Der Draghi-Report oder Draghi-Bericht oder Draghi-Plan ist ein Strategie- und Wirtschaftsbericht, bekannt nach seinem Herausgeber Mario Draghi[1]. Der offizielle Titel des Dokuments lautet auf englisch The future of European competitiveness – A competitiveness strategy for Europe oder in deutsch Die Zukunft der europäischen Wettbewerbsfähigkeit – Eine Wettbewerbsstrategie für Europa.

Der Bericht wurde im September 2024 veröffentlicht und von Draghi als gleichwertig mit dem damaligen Marshallplan zur Ankurbelung des Wachstums in Europa bezeichnet[2].

Der Bericht schlägt eine Agenda für Wettbewerbsfähigkeit vor, die eine jährliche Finanzierung von 750 bis 800 Milliarden Euro fordert. Dies entspricht etwa 4 bis 5 % des Bruttoinlandsprodukts (BIP) der Staatengemeinschaft[3].

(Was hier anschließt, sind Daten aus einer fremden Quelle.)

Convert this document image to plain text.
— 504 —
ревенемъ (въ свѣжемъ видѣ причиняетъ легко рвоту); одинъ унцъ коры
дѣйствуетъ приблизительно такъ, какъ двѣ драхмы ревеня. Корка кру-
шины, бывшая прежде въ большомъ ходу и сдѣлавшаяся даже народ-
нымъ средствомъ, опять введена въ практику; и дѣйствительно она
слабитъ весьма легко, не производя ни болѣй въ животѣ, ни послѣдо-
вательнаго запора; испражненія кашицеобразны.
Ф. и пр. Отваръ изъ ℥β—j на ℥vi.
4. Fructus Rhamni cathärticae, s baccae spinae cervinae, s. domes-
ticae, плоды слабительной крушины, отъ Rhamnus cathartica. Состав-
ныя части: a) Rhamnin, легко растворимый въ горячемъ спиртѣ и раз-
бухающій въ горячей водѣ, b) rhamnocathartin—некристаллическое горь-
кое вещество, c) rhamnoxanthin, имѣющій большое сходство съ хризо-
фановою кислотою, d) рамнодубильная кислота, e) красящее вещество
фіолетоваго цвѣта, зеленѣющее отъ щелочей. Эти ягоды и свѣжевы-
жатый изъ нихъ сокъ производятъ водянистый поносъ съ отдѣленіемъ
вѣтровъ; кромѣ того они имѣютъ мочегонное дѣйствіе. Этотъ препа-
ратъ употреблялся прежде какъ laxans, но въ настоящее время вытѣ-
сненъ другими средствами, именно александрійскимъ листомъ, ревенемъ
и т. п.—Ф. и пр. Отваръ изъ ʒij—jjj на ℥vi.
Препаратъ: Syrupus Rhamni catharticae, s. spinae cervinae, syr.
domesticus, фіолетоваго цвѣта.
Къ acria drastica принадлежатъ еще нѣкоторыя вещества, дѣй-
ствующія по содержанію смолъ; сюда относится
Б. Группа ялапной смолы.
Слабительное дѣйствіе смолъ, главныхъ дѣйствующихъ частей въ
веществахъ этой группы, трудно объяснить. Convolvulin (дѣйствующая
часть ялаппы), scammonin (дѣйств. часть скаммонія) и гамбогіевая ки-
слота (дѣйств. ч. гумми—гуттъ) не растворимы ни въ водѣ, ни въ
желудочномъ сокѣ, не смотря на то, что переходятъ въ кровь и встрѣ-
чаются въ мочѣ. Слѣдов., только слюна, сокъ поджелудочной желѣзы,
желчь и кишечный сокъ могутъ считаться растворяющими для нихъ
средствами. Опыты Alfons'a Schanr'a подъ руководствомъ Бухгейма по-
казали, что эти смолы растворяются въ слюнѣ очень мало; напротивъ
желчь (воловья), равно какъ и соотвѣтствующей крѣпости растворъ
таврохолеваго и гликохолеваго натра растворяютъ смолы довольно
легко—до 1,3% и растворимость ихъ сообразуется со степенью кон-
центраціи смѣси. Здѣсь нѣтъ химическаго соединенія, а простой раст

Diese Größenordnung sei notwendig, um mit Konkurrenten wie den USA und China mithalten zu können[4][5]. Zum Vergleich: Die USA haben Ende 2021 den Inflation Reduction Act (IRA) verabschiedet, welcher rund 400 Milliarden US-Dollar in die amerikanische Wirtschaft pumpt. Zusammen mit dem Infrastructure Investment and Jobs Act und dem CHIPS and Science Act (CHIPS) werden damit rund 2 Billionen US-Dollar in die amerikanische Wirtschaft investiert[6]. In China ist die Staatliche Kommission für Entwicklung und Reform für die Wirtschaftsplanung des Landes zuständig. Sie plant ebenfalls verschiedene finanzielle Mittel und Maßnahmen, um die kriselnde[7][8] chinesische Wirtschaft zu stabilisieren und stimulieren[9][10][11].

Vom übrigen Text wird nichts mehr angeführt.